You Know, For Next Time
COVID made us realize a lot of things. We need to make health and safety a priority. The economy is not as virus–proof as we would have liked it to be. And life is precious. Not to mention, it forced us to acknowledge so many things we take for granted – like getting out of the house regularly!
COVID-19 has changed everything. Our society, economy, medical care, politics, you name it, have all made drastic adaptations. We will return to some semblance of normalcy, but the world will never be the same. For better or worse, this is the new normal.
And with these forced realizations, we also came to some quick insights about our homes while neck-deep in quarantine. Design is shifting and will continue to evolve as the impacts of this pandemic reverberate through every facet of how we live.
With the changing landscape of design in mind, we want to take a look at how homes might continue to shift within this pandemic paradigm. This way, the next time a global pandemic hits you can have your pantry stocked, T.P. piled high (though we’re going to recommend a bidet) and your home will feel so much more quarantine-friendly.
As we look ahead, here’s what we see changing in architecture and design.
With home design, the irony now is that one of the first things people think about after so much quarantine is how to get out of their house. We’ve realized that nature, open air and the outdoors are crucial to our health and sanity. In the new post-pandemic home, there will be a greater focus on private outdoor space. This could mean a backyard lounge area, a pool, an outdoor kitchen and anything else that can provide an escape, as well as safe social distancing measures. Even in compact homes we will see roof gardens, micro backyards, porches and balconies incorporated into the designs.
As we spend more and more time at home, the house will be required to provide more and more functions. One of the solutions to an adaptable living space is AD-APT. The first of many of its kind, the AD-APT system involves a series of modular walls and screens that can segment your home into a variety of spaces.

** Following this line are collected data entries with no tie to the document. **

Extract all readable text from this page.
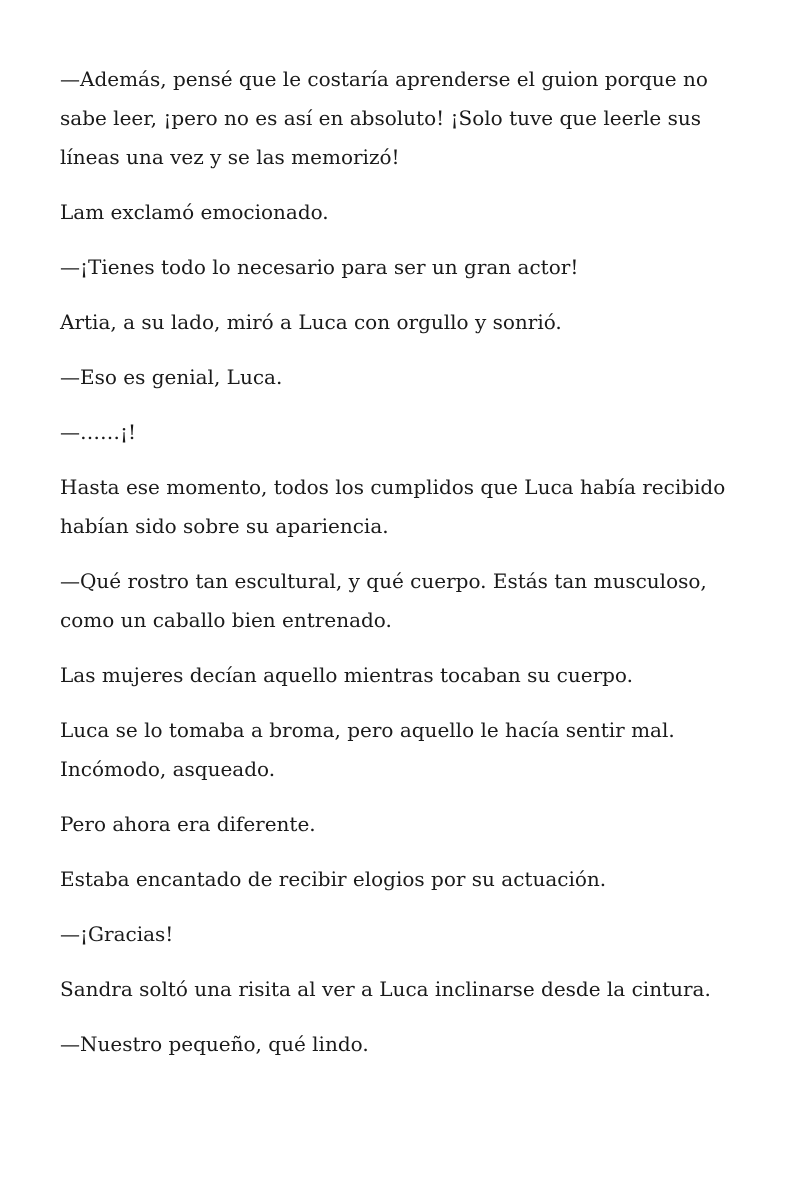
—Además, pensé que le costaría aprenderse el guion porque no sabe leer, ¡pero no es así en absoluto! ¡Solo tuve que leerle sus líneas una vez y se las memorizó!

Lam exclamó emocionado.

—¡Tienes todo lo necesario para ser un gran actor!

Artia, a su lado, miró a Luca con orgullo y sonrió.

—Eso es genial, Luca.

—……¡!

Hasta ese momento, todos los cumplidos que Luca había recibido habían sido sobre su apariencia.

—Qué rostro tan escultural, y qué cuerpo. Estás tan musculoso, como un caballo bien entrenado.

Las mujeres decían aquello mientras tocaban su cuerpo.

Luca se lo tomaba a broma, pero aquello le hacía sentir mal. Incómodo, asqueado.

Pero ahora era diferente.

Estaba encantado de recibir elogios por su actuación.

—¡Gracias!

Sandra soltó una risita al ver a Luca inclinarse desde la cintura.

—Nuestro pequeño, qué lindo.
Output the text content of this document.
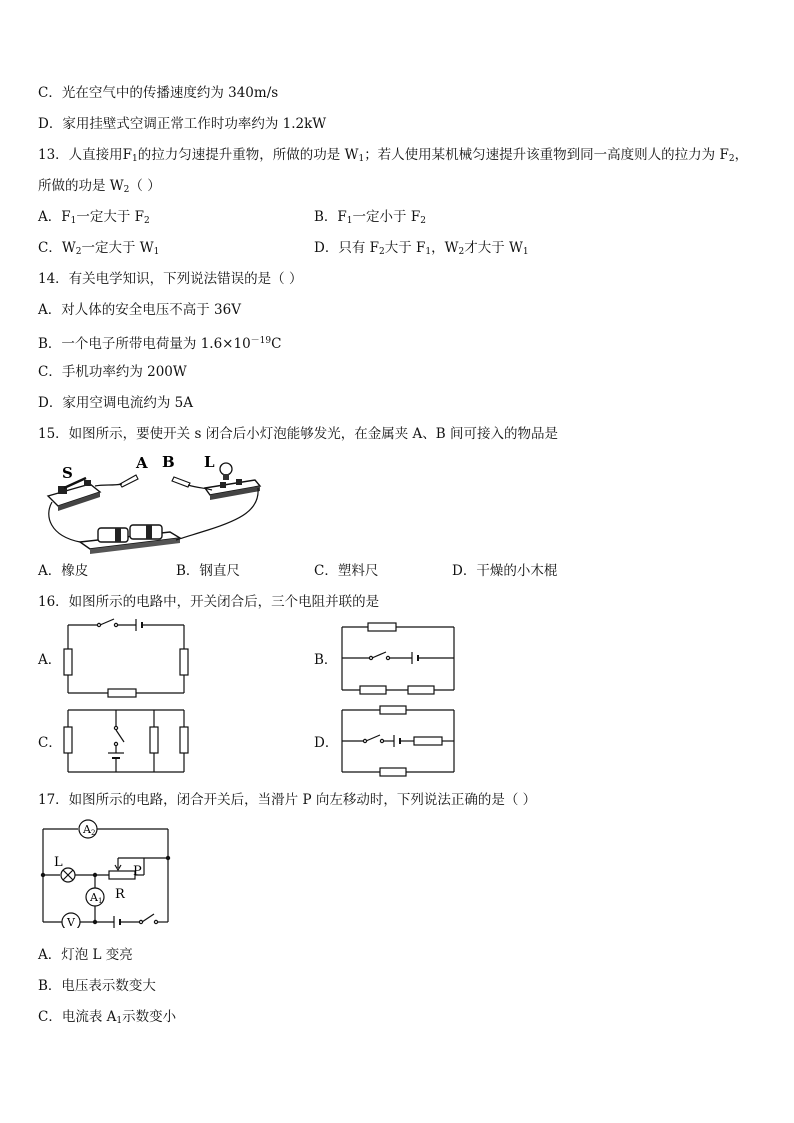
C．光在空气中的传播速度约为 340m/s
D．家用挂壁式空调正常工作时功率约为 1.2kW
13．人直接用$F_1$的拉力匀速提升重物，所做的功是 $W_1$；若人使用某机械匀速提升该重物到同一高度则人的拉力为 $F_2$，
所做的功是 $W_2$（ ）
A．$F_1$一定大于 $F_2$	B．$F_1$一定小于 $F_2$
C．$W_2$一定大于 $W_1$	D．只有 $F_2$大于 $F_1$，$W_2$才大于 $W_1$
14．有关电学知识，下列说法错误的是（ ）
A．对人体的安全电压不高于 36V
B．一个电子所带电荷量为 $1.6\times 10^{-19}C$
C．手机功率约为 200W
D．家用空调电流约为 5A
15．如图所示，要使开关 s 闭合后小灯泡能够发光，在金属夹 A、B 间可接入的物品是
S
A B L
A．橡皮	B．钢直尺	C．塑料尺	D．干燥的小木棍
16．如图所示的电路中，开关闭合后，三个电阻并联的是
A．	B．
C．	D．
17．如图所示的电路，闭合开关后，当滑片 P 向左移动时，下列说法正确的是（ ）
A2
A1
V
L
P
R
A．灯泡 L 变亮
B．电压表示数变大
C．电流表 $A_1$示数变小
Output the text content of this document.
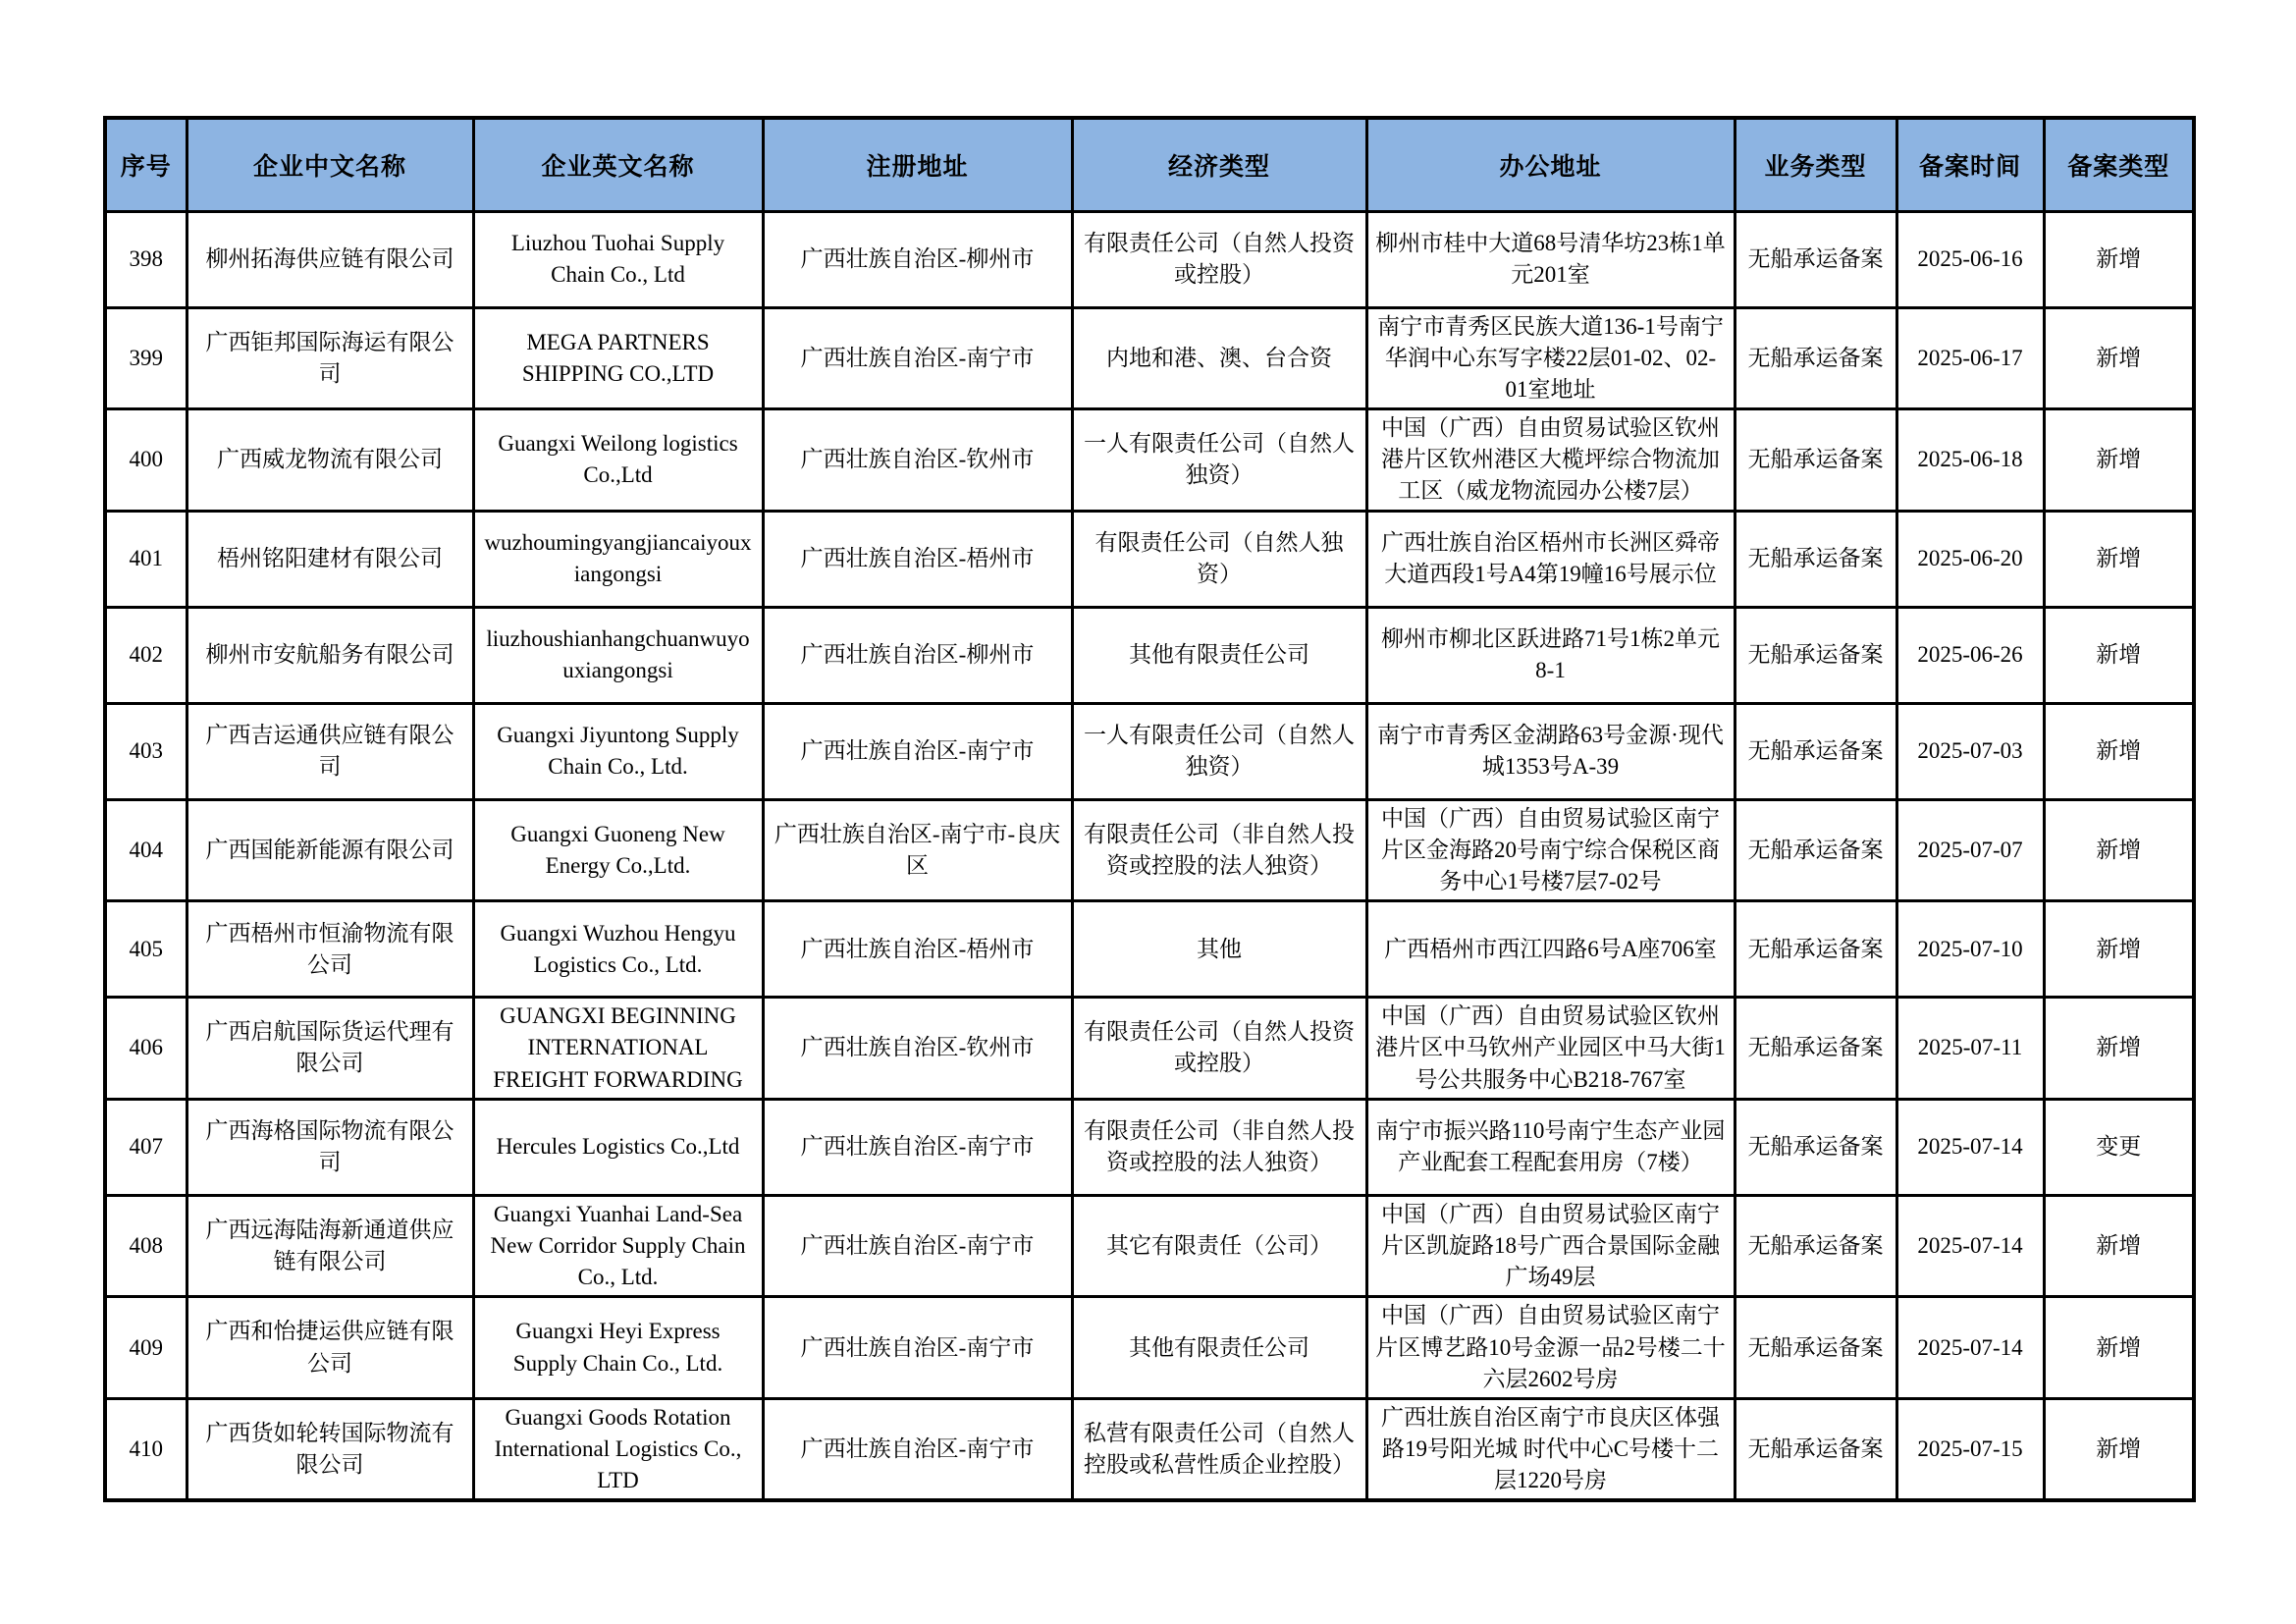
序号	企业中文名称	企业英文名称	注册地址	经济类型	办公地址	业务类型	备案时间	备案类型
398	柳州拓海供应链有限公司	Liuzhou Tuohai Supply Chain Co., Ltd	广西壮族自治区-柳州市	有限责任公司（自然人投资或控股）	柳州市桂中大道68号清华坊23栋1单元201室	无船承运备案	2025-06-16	新增
399	广西钜邦国际海运有限公司	MEGA PARTNERS SHIPPING CO.,LTD	广西壮族自治区-南宁市	内地和港、澳、台合资	南宁市青秀区民族大道136-1号南宁华润中心东写字楼22层01-02、02-01室地址	无船承运备案	2025-06-17	新增
400	广西威龙物流有限公司	Guangxi Weilong logistics Co.,Ltd	广西壮族自治区-钦州市	一人有限责任公司（自然人独资）	中国（广西）自由贸易试验区钦州港片区钦州港区大榄坪综合物流加工区（威龙物流园办公楼7层）	无船承运备案	2025-06-18	新增
401	梧州铭阳建材有限公司	wuzhoumingyangjiancaiyouxiangongsi	广西壮族自治区-梧州市	有限责任公司（自然人独资）	广西壮族自治区梧州市长洲区舜帝大道西段1号A4第19幢16号展示位	无船承运备案	2025-06-20	新增
402	柳州市安航船务有限公司	liuzhoushianhangchuanwuyouxiangongsi	广西壮族自治区-柳州市	其他有限责任公司	柳州市柳北区跃进路71号1栋2单元8-1	无船承运备案	2025-06-26	新增
403	广西吉运通供应链有限公司	Guangxi Jiyuntong Supply Chain Co., Ltd.	广西壮族自治区-南宁市	一人有限责任公司（自然人独资）	南宁市青秀区金湖路63号金源·现代城1353号A-39	无船承运备案	2025-07-03	新增
404	广西国能新能源有限公司	Guangxi Guoneng New Energy Co.,Ltd.	广西壮族自治区-南宁市-良庆区	有限责任公司（非自然人投资或控股的法人独资）	中国（广西）自由贸易试验区南宁片区金海路20号南宁综合保税区商务中心1号楼7层7-02号	无船承运备案	2025-07-07	新增
405	广西梧州市恒渝物流有限公司	Guangxi Wuzhou Hengyu Logistics Co., Ltd.	广西壮族自治区-梧州市	其他	广西梧州市西江四路6号A座706室	无船承运备案	2025-07-10	新增
406	广西启航国际货运代理有限公司	GUANGXI BEGINNING INTERNATIONAL FREIGHT FORWARDING	广西壮族自治区-钦州市	有限责任公司（自然人投资或控股）	中国（广西）自由贸易试验区钦州港片区中马钦州产业园区中马大街1号公共服务中心B218-767室	无船承运备案	2025-07-11	新增
407	广西海格国际物流有限公司	Hercules Logistics Co.,Ltd	广西壮族自治区-南宁市	有限责任公司（非自然人投资或控股的法人独资）	南宁市振兴路110号南宁生态产业园产业配套工程配套用房（7楼）	无船承运备案	2025-07-14	变更
408	广西远海陆海新通道供应链有限公司	Guangxi Yuanhai Land-Sea New Corridor Supply Chain Co., Ltd.	广西壮族自治区-南宁市	其它有限责任（公司）	中国（广西）自由贸易试验区南宁片区凯旋路18号广西合景国际金融广场49层	无船承运备案	2025-07-14	新增
409	广西和怡捷运供应链有限公司	Guangxi Heyi Express Supply Chain Co., Ltd.	广西壮族自治区-南宁市	其他有限责任公司	中国（广西）自由贸易试验区南宁片区博艺路10号金源一品2号楼二十六层2602号房	无船承运备案	2025-07-14	新增
410	广西货如轮转国际物流有限公司	Guangxi Goods Rotation International Logistics Co., LTD	广西壮族自治区-南宁市	私营有限责任公司（自然人控股或私营性质企业控股）	广西壮族自治区南宁市良庆区体强路19号阳光城 时代中心C号楼十二层1220号房	无船承运备案	2025-07-15	新增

While we’re not going to make any definitive claims that the open floor plan is officially dead, we are going to see a big move back to more traditional floor plans. People need space, and sometimes that means moving from a wider open floor plan to designated offices, entertainment rooms, and hidden nooks.
The new kitchen
With so many people skipping the dine-out experience and opting to eat in, the kitchen has become, once again, central to the home. We’ll see designs that create a more sensible, organic flow in the kitchens, as well as appliances meant to increase efficiency and ease. Design will focus on the kitchen as the heart of the home.
The new home office
With so many of us working remote now, and businesses realizing that it can often make more sense and save more money to have employees work virtually, we’re going to see a massive rise in the importance of the home office. Home offices will be designed with comfort, quiet and productivity in mind. And people will invest more in desks, office chairs and other necessities for an industrious and contented workday from home.
The new “play” room
Parents aren’t the only ones who need space. Kids need a break too. They need to be able to play and explore. With the massive changes in education, they’ll also need a well-designed space where they can find their focus while in their virtual classroom.
Clean air, clean everything
From HVAC systems with built-in air purifiers to sanitized entryways, we will look to our homes to provide health and safety. Designers will also be incorporating natural antimicrobial materials into every room they can. Metals like copper, brass and bronze have properties that can kill a wide range of microorganisms. Quartz countertops are tough, stain and scratch-resistant and the one of the most sanitary surfaces. Certain woods like bamboo, oak and cork are naturally antimicrobial.
Safety, security and peace of mind
Overall, we have realized that our home is our refuge, our harbor, our haven. It not only provides a sanctuary from natural disasters and super-viruses, but it holds and protects the ones we love most. In design, we will see a shift in making the home as calm, nurturing, beautiful and safe as possible.
With mortgage rates dropping and the home becoming the new office/classroom/restaurant, it has never been a better time to renovate or remodel your home. You can make your home more quarantine-friendly, as well as increase its value. Though we’re with everyone else in lamenting an era and way of life that may be gone forever thanks to COVID, we are also excited to see what the future holds for design and for the new home.
We can’t wait to design in this new paradigm with you!